I have now been diagnosed with DID as definitively as possible--without actually (yet) taking an actual diagnostic questionnaire given by a professional, though I have taken a general self-screening questionnaire for all types of “normal” and “abnormal” dissociation in any kind of state of mental health from normal to many mental health disorders of all kinds. Seems that the less antipsychotics I'm on the more overt my "switches" have gotten and/or the more aware I've become of "switching"...I guess? I guess when I was on VERY high doses of antipsychotics, the switches were unconscious to me, although I did dissociate in a CPTSD-type way. I would go hide in the therapist's bathroom and be flooded by flashbacks that I had no clue where they were coming from for as long as I thought I could reasonably be in there, then come out very robotically and basically totally dissociated/disoriented, robotically write her a check, and then be driven home and sleep for maybe 1 hour (or so I've been told) and then be mostly if not totally unresponsive until at least dinnertime if not the rest of the night, unable to drive safely until the next morning. I do know that I would have no idea who my non-bio "safe parents" were for quite awhile once I slowly started to come back and then after some undetermined amount of time say "Mommy" or "Daddy" (probably a little was out but none of us--meaning me and my safe parents who would keep an eye on me until the end of the night--had any idea. I know now that I tend to call them "Mom" and "Dad" not little kid words.

(For the record, EMDR is NOT recommended for people on the DID/OSDD end of the dissociative spectrum, unless the therapist is trained in EMDR *and* DID/OSDD, because it can make your parts come out much faster and completely unexpectedly--but again I had literally *no* idea there were "other people" inside my head. There is also literally a part that is a robot and another that is a completely vacant human body, like "the lights are on, but nobody's home", who is called "Nobody". So maybe it was "Robot" or "Nobody" that would write the checks? Both are kind of "all the real humans are in the safe place and someone has to get shit done but no one will come out." But really I have no idea because DID was not on my radar at that point. Dissociation is even a brand new term for me.)

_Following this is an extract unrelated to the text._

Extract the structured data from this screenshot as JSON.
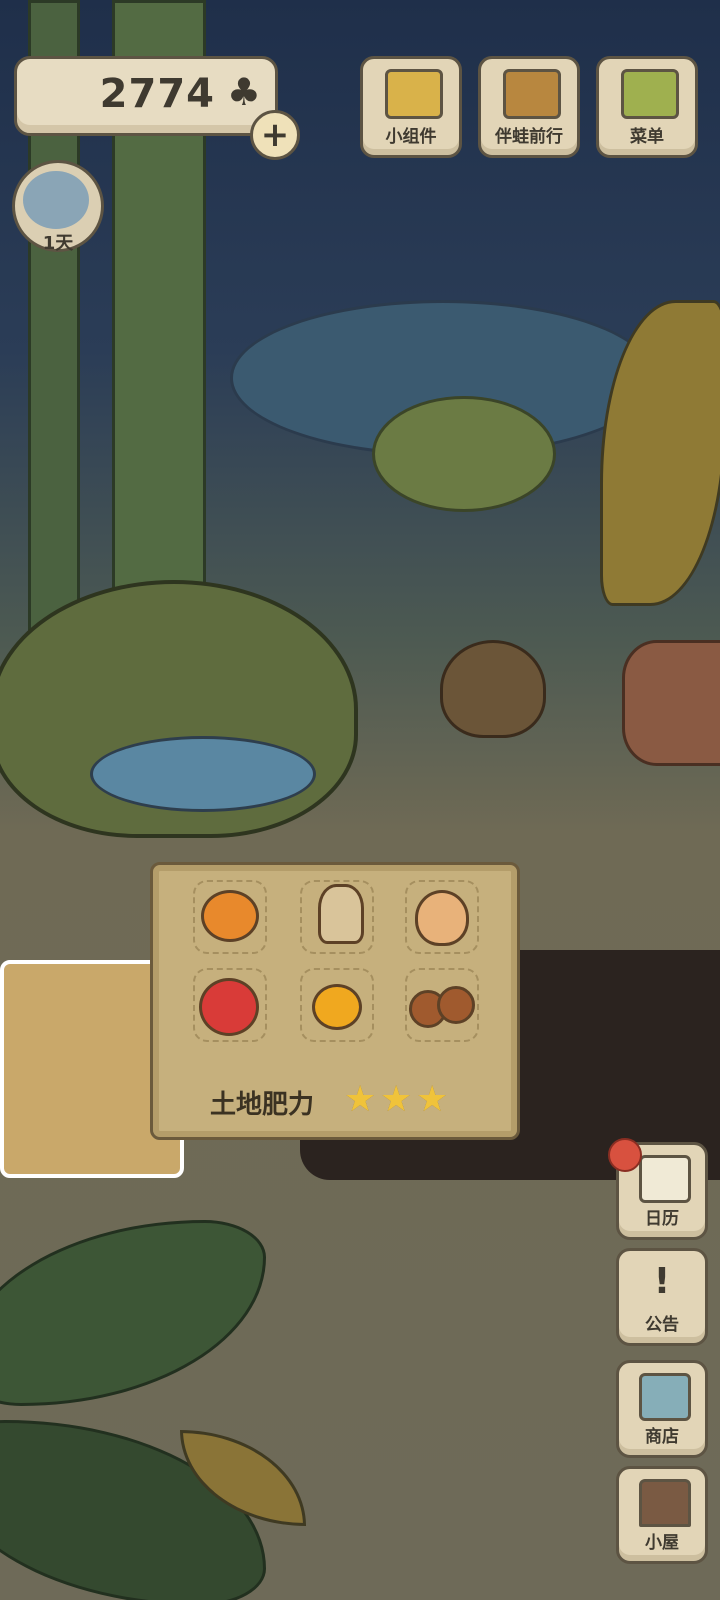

I do know that there is much less communication among my system than I said in my previous comment. To that end, I have an unknown number of littles and when one of them takes over, they can take full control of my body and sometimes I remember a bunch, sometimes I remember a few random-seeming details or a visual "screenshot", sometimes I only get the random details or "screenshot" if significantly prompted by safe people, and other times I literally know nothing about what supposedly happened and "lose time" and sometimes other parts (idk what type of part they are) refuse to believe my safe parents. I know Friday was my birthday and I had therapy and also agreed to work with the DID therapist who has agreed to work with me too, and I had to zoom with my biological parents on Saturday (because of my birthday), and birthdays, eating disorders, and talking to biological parents all do not ever go well and thus I remember about 15% of Friday morning, 5% of the rest of Friday, and 5% of Saturday. I'm back today and seem to have been "me" all day. So I guess "switching" and suddenly being a little feels like.......going away or (not realizing you went away) and then being told "you did xyz" or "[enter random known or unknown name here] did abc and they said they are x years old." Or...it can feel like, suddenly or gradually, just having no idea *whatsoever* what your name is or what your gender is or what your sexuality is or "who" is "fronting". In the beginning (I'm definitely in the beginning!) that last sentence is what switching between adult parts feels like most of the time, to me. Idk. Just my story.